By Daniel Ulloa/Hudson County View
Board of Education President Mussab Ali said early on at the roughly hour-long session that the district will have $250 million cut over the next three years before Mayor Steven Fulop gave his two cents on the matter.
“I think we all share in a common goal recognizing that fixing the school problem here in Jersey City is crucial to the future of our city, and educating the next generation, and making sure we stay a vibrant and attractive city for future generations,” Fulop began.
“We have said all along we are willing to help the Board of Education with funds: A) if it’s a clear program … and B) if somebody thinks, anybody here… that there is a place that we should be cutting in the municipal budget, we’re happy to explore it. There hasn’t been one concrete example on where that money should come from and that is a big problem because the board of education and the city are both independent and taxing entities.”
The BOE budget assumed $86 million would be derived from the tax in their 2021-2022 budget, though only $65 million has been certified to date.
“It’s important to discuss a major flaw when everybody says audit these companies or get more people to pay. The city and the board of education were given no tools in order to enforce the legislation,” Fulop said.
“For all intents and purposes, the city payroll tax is an optional tax for people to pay because there’s no mechanism for the city or for the board of education to audit and do an accounting of how many employees actually work at an individual business, which is a major problem … You’re accepting basically a voluntary statement from an employer if they choose to pay.”
He also suggested that the state should collect the one percent payroll tax since they more tools at their disposal to keep track of businesses and make collections when necessary.
“New revenue sources outside of traditional homeowner taxes, I think, are very important to us. Three that we discussed immediately was, ya know, the payroll tax, a commercial occupancy tax, or a vacancy tax – as well as a cannabis recreational tax,” Ali later said.
The school board president continued that if state aid were cut over a longer time period, it would be easier for the school district to cope with. Ali said the city’s relationship with the New Jersey School Development Authority (NJSDA) also needs to be addressed.
“We’ve seen that the city has approved tons of housing units all over the city, but at the same time as an SDA district, we do not have the ability to bond, and we do not have the ability to build new schools,” Ali said.
He noted the SDA had underfunded Jersey City’s school by almost $1 billion, which led to them being named in an ongoing lawsuit over school funding initiated by the district.
“We need some sort of reform on the SDA,” Ali said, referencing a scandal two years ago where the agency had hired people connected to the head of the agency, who was also the the vice chair of the New Jersey Democratic State Committee at the time.
“As a city that continues to grow, and we anticipate it increases enrollment in our schools, we cannot sustain that with the amount of funding, ya know, coming in from the SDA currently,” Ali said.
He also invited legislators to help them work with the state, to which Council President Joyce Waterman responded that Assemblywoman Angela McKnight (D-31) was listening.

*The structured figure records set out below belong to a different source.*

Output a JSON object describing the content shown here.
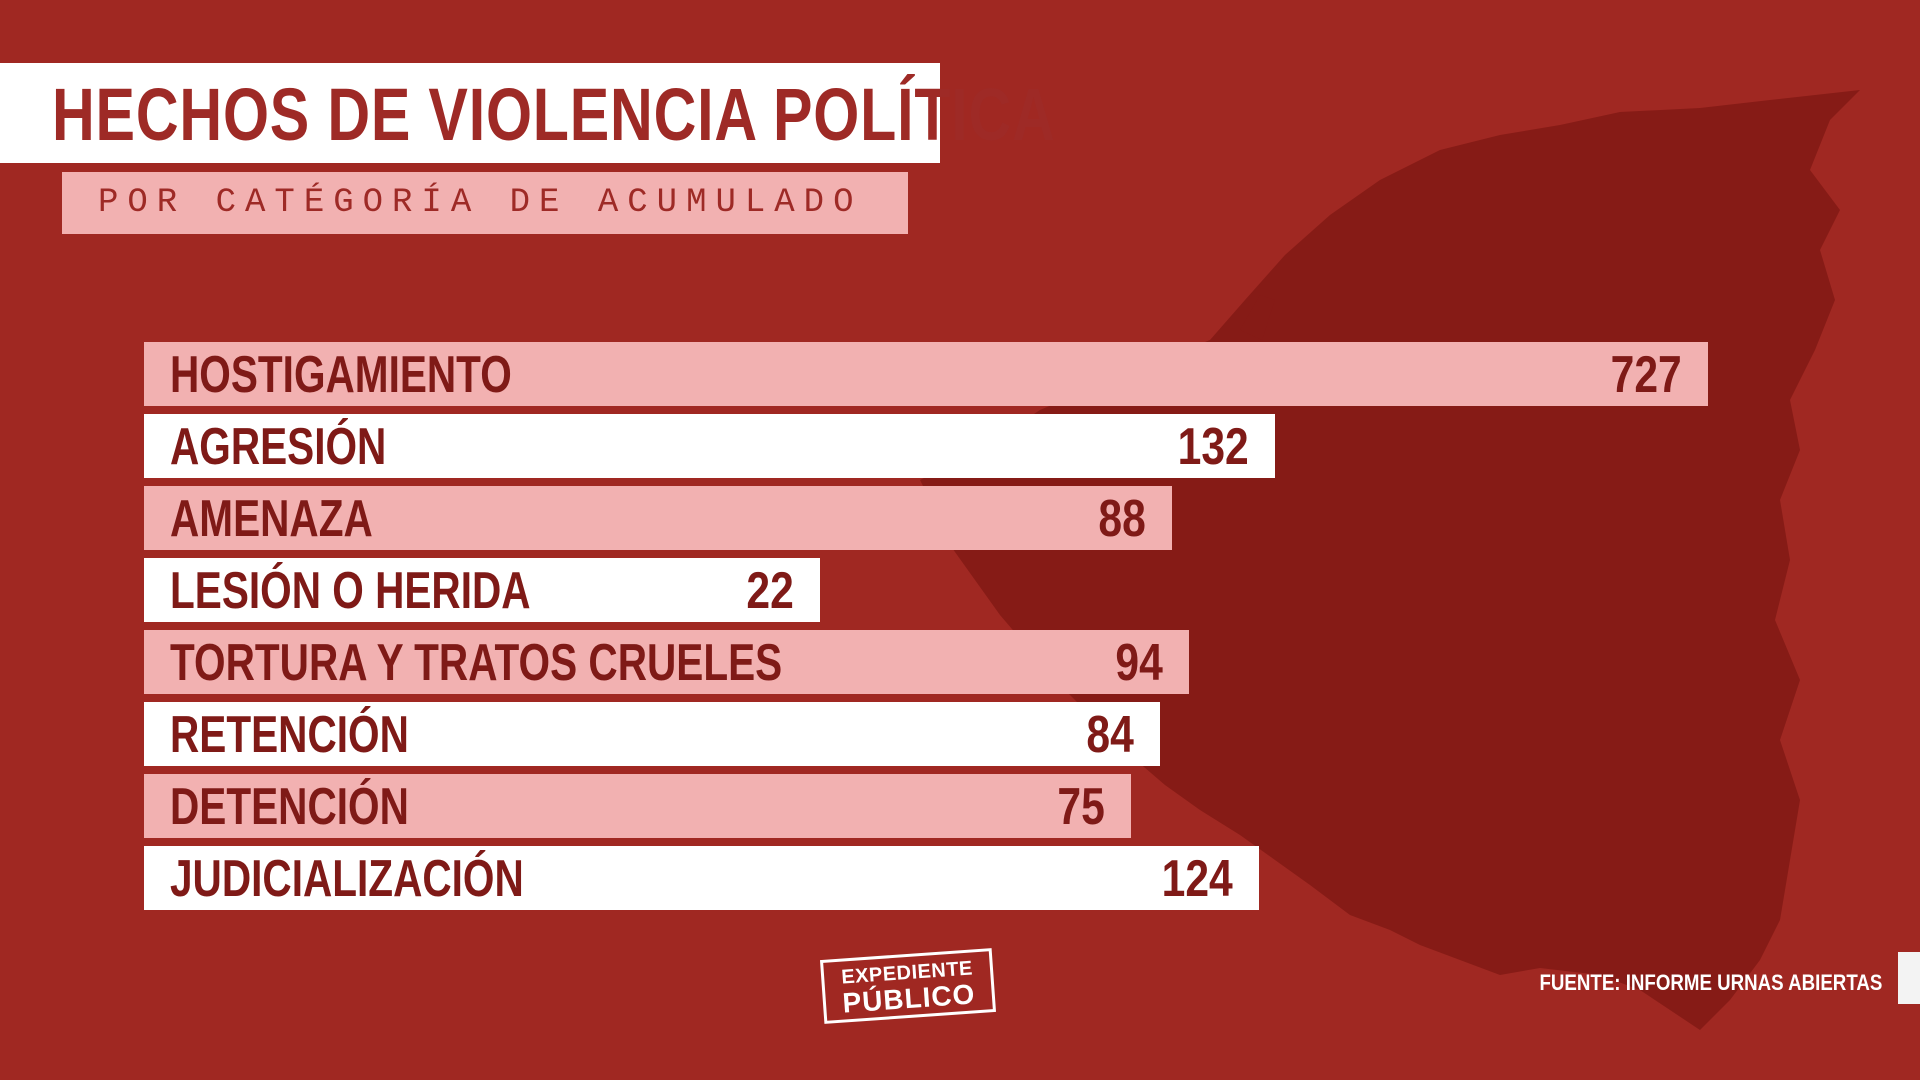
{
  "title": "HECHOS DE VIOLENCIA POLÍTICA",
  "subtitle": "POR CATÉGORÍA DE ACUMULADO",
  "source": "FUENTE: INFORME URNAS ABIERTAS",
  "logo": {
    "line1": "EXPEDIENTE",
    "line2": "PÚBLICO"
  },
  "colors": {
    "background": "#a02822",
    "map": "#861b16",
    "bar_pink": "#f2b1b1",
    "bar_white": "#ffffff",
    "text_dark": "#7f1a17"
  },
  "chart_data": {
    "type": "bar",
    "orientation": "horizontal",
    "categories": [
      "HOSTIGAMIENTO",
      "AGRESIÓN",
      "AMENAZA",
      "LESIÓN O HERIDA",
      "TORTURA Y TRATOS CRUELES",
      "RETENCIÓN",
      "DETENCIÓN",
      "JUDICIALIZACIÓN"
    ],
    "values": [
      727,
      132,
      88,
      22,
      94,
      84,
      75,
      124
    ],
    "bar_colors": [
      "#f2b1b1",
      "#ffffff",
      "#f2b1b1",
      "#ffffff",
      "#f2b1b1",
      "#ffffff",
      "#f2b1b1",
      "#ffffff"
    ],
    "title": "HECHOS DE VIOLENCIA POLÍTICA",
    "subtitle": "POR CATÉGORÍA DE ACUMULADO",
    "data_labels": true,
    "grid": false,
    "legend": "none"
  }
}
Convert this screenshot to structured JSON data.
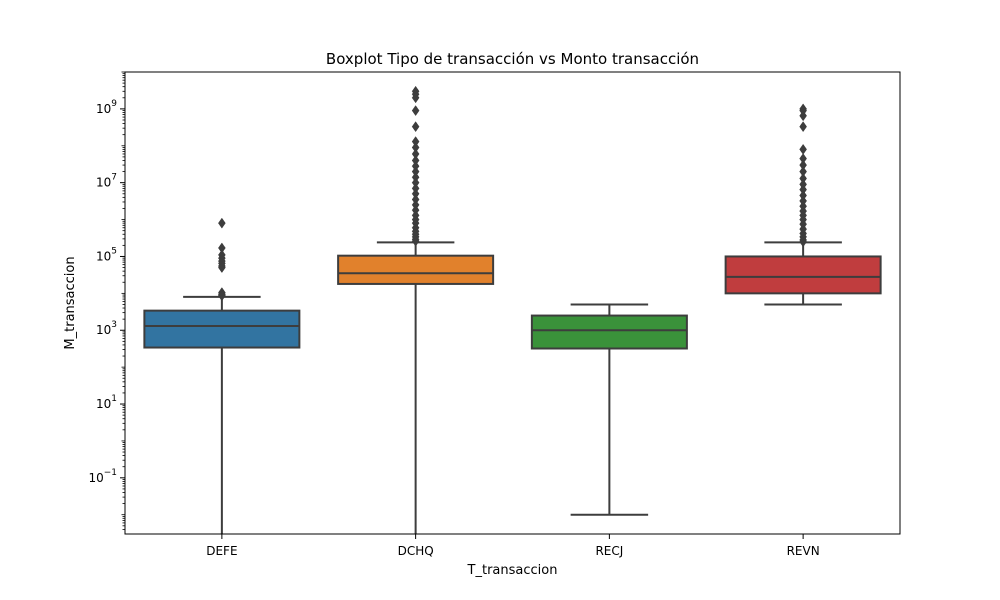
{
  "chart_data": {
    "type": "boxplot",
    "title": "Boxplot Tipo de transacción vs Monto transacción",
    "xlabel": "T_transaccion",
    "ylabel": "M_transaccion",
    "y_scale": "log",
    "ylim": [
      0.003,
      10000000000
    ],
    "y_ticks": [
      {
        "value": 0.1,
        "base": "10",
        "exp": "−1"
      },
      {
        "value": 10,
        "base": "10",
        "exp": "1"
      },
      {
        "value": 1000,
        "base": "10",
        "exp": "3"
      },
      {
        "value": 100000,
        "base": "10",
        "exp": "5"
      },
      {
        "value": 10000000,
        "base": "10",
        "exp": "7"
      },
      {
        "value": 1000000000,
        "base": "10",
        "exp": "9"
      }
    ],
    "categories": [
      "DEFE",
      "DCHQ",
      "RECJ",
      "REVN"
    ],
    "boxes": [
      {
        "category": "DEFE",
        "color": "#3274a1",
        "whisker_low": 0.003,
        "q1": 340,
        "median": 1300,
        "q3": 3400,
        "whisker_high": 8000,
        "outliers": [
          800000,
          170000,
          110000,
          90000,
          75000,
          65000,
          55000,
          50000,
          10500,
          9500,
          9000,
          8600
        ]
      },
      {
        "category": "DCHQ",
        "color": "#e1812c",
        "whisker_low": 0.003,
        "q1": 18000,
        "median": 35000,
        "q3": 105000,
        "whisker_high": 240000,
        "outliers": [
          3000000000,
          2500000000,
          2000000000,
          900000000,
          330000000,
          130000000,
          90000000,
          60000000,
          40000000,
          28000000,
          20000000,
          14000000,
          10000000,
          7000000,
          5000000,
          3500000,
          2500000,
          1800000,
          1300000,
          1000000,
          800000,
          600000,
          480000,
          400000,
          340000,
          290000,
          260000
        ]
      },
      {
        "category": "RECJ",
        "color": "#3a923a",
        "whisker_low": 0.01,
        "q1": 320,
        "median": 1000,
        "q3": 2500,
        "whisker_high": 5000,
        "outliers": []
      },
      {
        "category": "REVN",
        "color": "#c03d3e",
        "whisker_low": 5000,
        "q1": 10000,
        "median": 28000,
        "q3": 100000,
        "whisker_high": 240000,
        "outliers": [
          1000000000,
          900000000,
          650000000,
          330000000,
          80000000,
          45000000,
          30000000,
          20000000,
          13000000,
          9000000,
          6500000,
          4500000,
          3200000,
          2300000,
          1700000,
          1300000,
          1000000,
          750000,
          550000,
          420000,
          340000,
          280000,
          250000
        ]
      }
    ],
    "grid": false,
    "legend": "none"
  }
}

Ali later stated said the school district’s deficit was the most important issue in the city, more than affordable housing.

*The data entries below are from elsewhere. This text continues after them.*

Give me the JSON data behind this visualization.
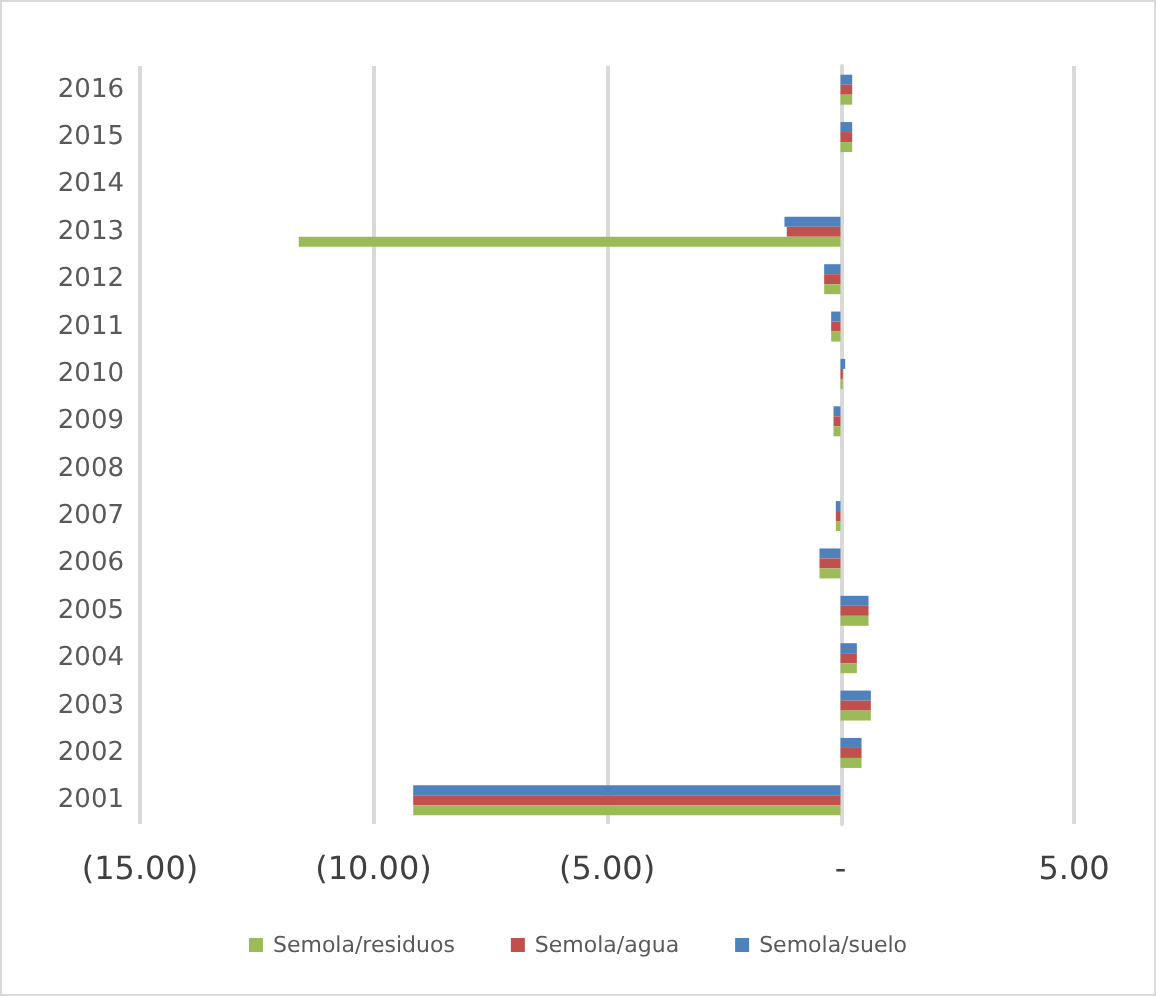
{
  "chart_data": {
    "type": "bar",
    "orientation": "horizontal",
    "categories": [
      "2016",
      "2015",
      "2014",
      "2013",
      "2012",
      "2011",
      "2010",
      "2009",
      "2008",
      "2007",
      "2006",
      "2005",
      "2004",
      "2003",
      "2002",
      "2001"
    ],
    "series": [
      {
        "name": "Semola/residuos",
        "color": "#9bbb59",
        "values": [
          0.25,
          0.25,
          0,
          -11.6,
          -0.35,
          -0.2,
          0.05,
          -0.15,
          0,
          -0.1,
          -0.45,
          0.6,
          0.35,
          0.65,
          0.45,
          -9.15
        ]
      },
      {
        "name": "Semola/agua",
        "color": "#c0504d",
        "values": [
          0.25,
          0.25,
          0,
          -1.15,
          -0.35,
          -0.2,
          0.05,
          -0.15,
          0,
          -0.1,
          -0.45,
          0.6,
          0.35,
          0.65,
          0.45,
          -9.15
        ]
      },
      {
        "name": "Semola/suelo",
        "color": "#4f81bd",
        "values": [
          0.25,
          0.25,
          0,
          -1.2,
          -0.35,
          -0.2,
          0.1,
          -0.15,
          0,
          -0.1,
          -0.45,
          0.6,
          0.35,
          0.65,
          0.45,
          -9.15
        ]
      }
    ],
    "xlim": [
      -15,
      5
    ],
    "xticks": [
      {
        "value": -15,
        "label": "(15.00)"
      },
      {
        "value": -10,
        "label": "(10.00)"
      },
      {
        "value": -5,
        "label": "(5.00)"
      },
      {
        "value": 0,
        "label": "-"
      },
      {
        "value": 5,
        "label": "5.00"
      }
    ],
    "grid": "x",
    "legend": "bottom"
  }
}
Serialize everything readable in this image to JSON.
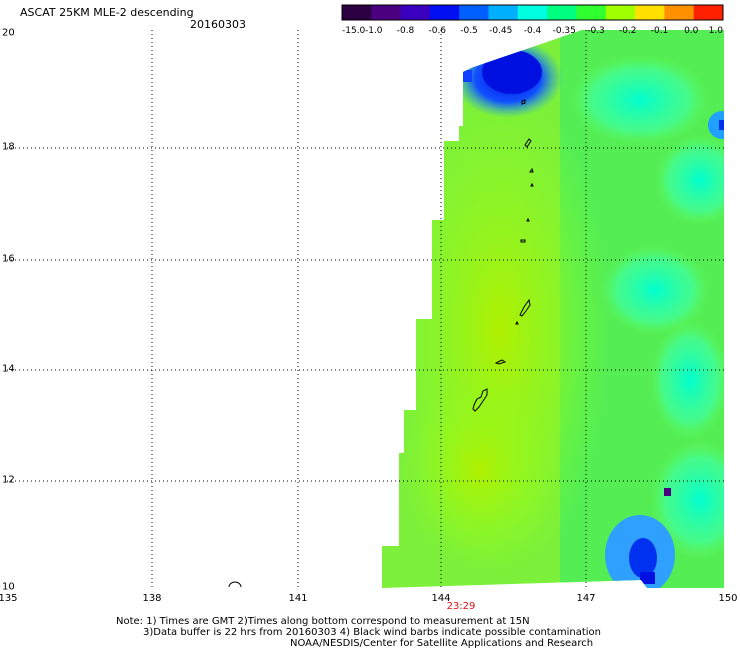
{
  "title": "ASCAT 25KM MLE-2 descending",
  "date": "20160303",
  "colorbar": {
    "tick_labels": [
      "-15.0",
      "-1.0",
      "-0.8",
      "-0.6",
      "-0.5",
      "-0.45",
      "-0.4",
      "-0.35",
      "-0.3",
      "-0.2",
      "-0.1",
      "0.0",
      "1.0"
    ],
    "colors": [
      "#2a0040",
      "#4b0080",
      "#3a00c0",
      "#0010f0",
      "#0060ff",
      "#00b0ff",
      "#00ffe0",
      "#00ff80",
      "#30ff30",
      "#a0ff00",
      "#ffe000",
      "#ff9000",
      "#ff2000"
    ]
  },
  "axes": {
    "x_ticks": [
      "135",
      "138",
      "141",
      "144",
      "147",
      "150"
    ],
    "y_ticks": [
      "20",
      "18",
      "16",
      "14",
      "12",
      "10"
    ],
    "x_range": [
      135,
      150
    ],
    "y_range": [
      10,
      20
    ]
  },
  "time_label": "23:29",
  "notes": [
    "Note: 1) Times are GMT 2)Times along bottom correspond to measurement at 15N",
    "3)Data buffer is 22 hrs from 20160303 4) Black wind barbs indicate possible contamination",
    "NOAA/NESDIS/Center for Satellite Applications and Research"
  ]
}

” … You’re either going to end up with a town that’s going to accelerate gentrification through a massive, massive increase in taxes or you’re going to have a school system that dramatically suffers and isn’t able to provide a quality education to our children: there is no easy way out.”
Ali is said to be mulling a mayoral bid, but he has not yet declared himself as a candidate, nor has he filed any paperwork indicating he will be exploring a run.
Additionally, the board of education and city council members were assigned to committees for operations, legislation, and finance, which are meeting to address their respective issues.